I think there were four men in the cab, plus one reporter. The engineer and the fireman were the only ones actually doing anything. The day before all had worked late into the night, so they were tired. One of them sat up in the window, his head rocking back and forth, sleeping, despite the noise.

When the fire needed more coal, the fireman stuck a shovel into a pile of coal in the tender, and then turned around and stepped on a pedal at the rear of the firebox. Two half-moon-shaped doors clanged open, revealing the glowing, roaring fire. He tossed the shovelful of coal into the fire, then stepped off the pedal. The doors slammed shut. Then he did it again.

Eventually the train stopped at some little town not too far from Augusta. I don’t remember where it was – Edgefield? Graniteville? I don’t know. But I decided that I should probably take that opportunity to get off the train.

When I climbed down from the cab, I was deaf. My ears were telling me that they had had enough and just weren’t doing any more work for a while. I was also kind of lost. I called my office and got the number of a stringer in that town, and he gave me a ride back to Augusta. I’m not quite sure how I made that call, but I do remember telling anyone I spoke to that I couldn’t really hear anything.

My hearing, or most of it, eventually came back. I can hardly imagine what it must have been like to ride those engines every workday for years.

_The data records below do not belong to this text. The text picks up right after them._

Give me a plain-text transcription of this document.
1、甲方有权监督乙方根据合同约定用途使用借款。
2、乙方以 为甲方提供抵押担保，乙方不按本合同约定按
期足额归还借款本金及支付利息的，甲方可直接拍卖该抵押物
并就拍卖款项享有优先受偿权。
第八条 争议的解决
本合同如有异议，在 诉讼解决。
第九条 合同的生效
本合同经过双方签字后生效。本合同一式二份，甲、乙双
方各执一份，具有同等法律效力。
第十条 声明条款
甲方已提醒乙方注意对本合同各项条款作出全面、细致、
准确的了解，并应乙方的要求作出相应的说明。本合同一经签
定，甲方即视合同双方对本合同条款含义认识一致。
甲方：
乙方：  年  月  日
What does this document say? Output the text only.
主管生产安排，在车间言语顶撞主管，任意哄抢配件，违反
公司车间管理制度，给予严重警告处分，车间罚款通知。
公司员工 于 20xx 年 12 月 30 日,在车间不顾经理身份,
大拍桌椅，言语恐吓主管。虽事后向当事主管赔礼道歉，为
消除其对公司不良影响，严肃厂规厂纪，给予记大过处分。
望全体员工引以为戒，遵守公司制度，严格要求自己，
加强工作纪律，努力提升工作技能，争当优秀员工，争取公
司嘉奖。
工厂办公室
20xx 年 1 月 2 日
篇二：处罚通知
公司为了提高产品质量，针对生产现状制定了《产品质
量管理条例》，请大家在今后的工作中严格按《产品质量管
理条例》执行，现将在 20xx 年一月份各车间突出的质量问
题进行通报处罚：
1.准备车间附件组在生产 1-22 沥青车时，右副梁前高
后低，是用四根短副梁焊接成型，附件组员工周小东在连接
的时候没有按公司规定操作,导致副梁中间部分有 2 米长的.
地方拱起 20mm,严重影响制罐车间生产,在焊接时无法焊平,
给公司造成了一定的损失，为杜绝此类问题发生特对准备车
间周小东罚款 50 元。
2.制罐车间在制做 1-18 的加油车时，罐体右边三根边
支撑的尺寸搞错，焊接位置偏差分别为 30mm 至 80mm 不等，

Those were some real men.

On several occasions Engine 4501 seemed destined for the scrap heap, or a life as a static display at best, but it’s still pulling excursion trains for the Tennessee Valley Railroad Museum.

I think maybe Leah and I should ride a train pulled by that old engine sometime.

 

Engine 4501 has two small leading wheels (on a single axle), eight drive wheels, and two small trailing wheels. That makes it a 2-8-2, or what is known as a Mikado, apparently because the first steam locomotives of this configuration were made for Japanese railroads. The 2-8-2 wheel layout was probably most often used for freight, but working steam locomotives are so rare these days that museums and excursion railroads have to use what they can find. The drive wheel diameter is 63 inches. That’s also maybe a little small for passenger train use. One rule of thumb is that the normal top speed in miles per hour of a steam locomotive was equal to wheel diameter in inches. Passenger trains ran faster than freight, so passenger locomotives typically had larger drive wheels. The smaller wheels also allowed the engine to deliver more power for a given distance traveled, making it better to move heavy freight trains.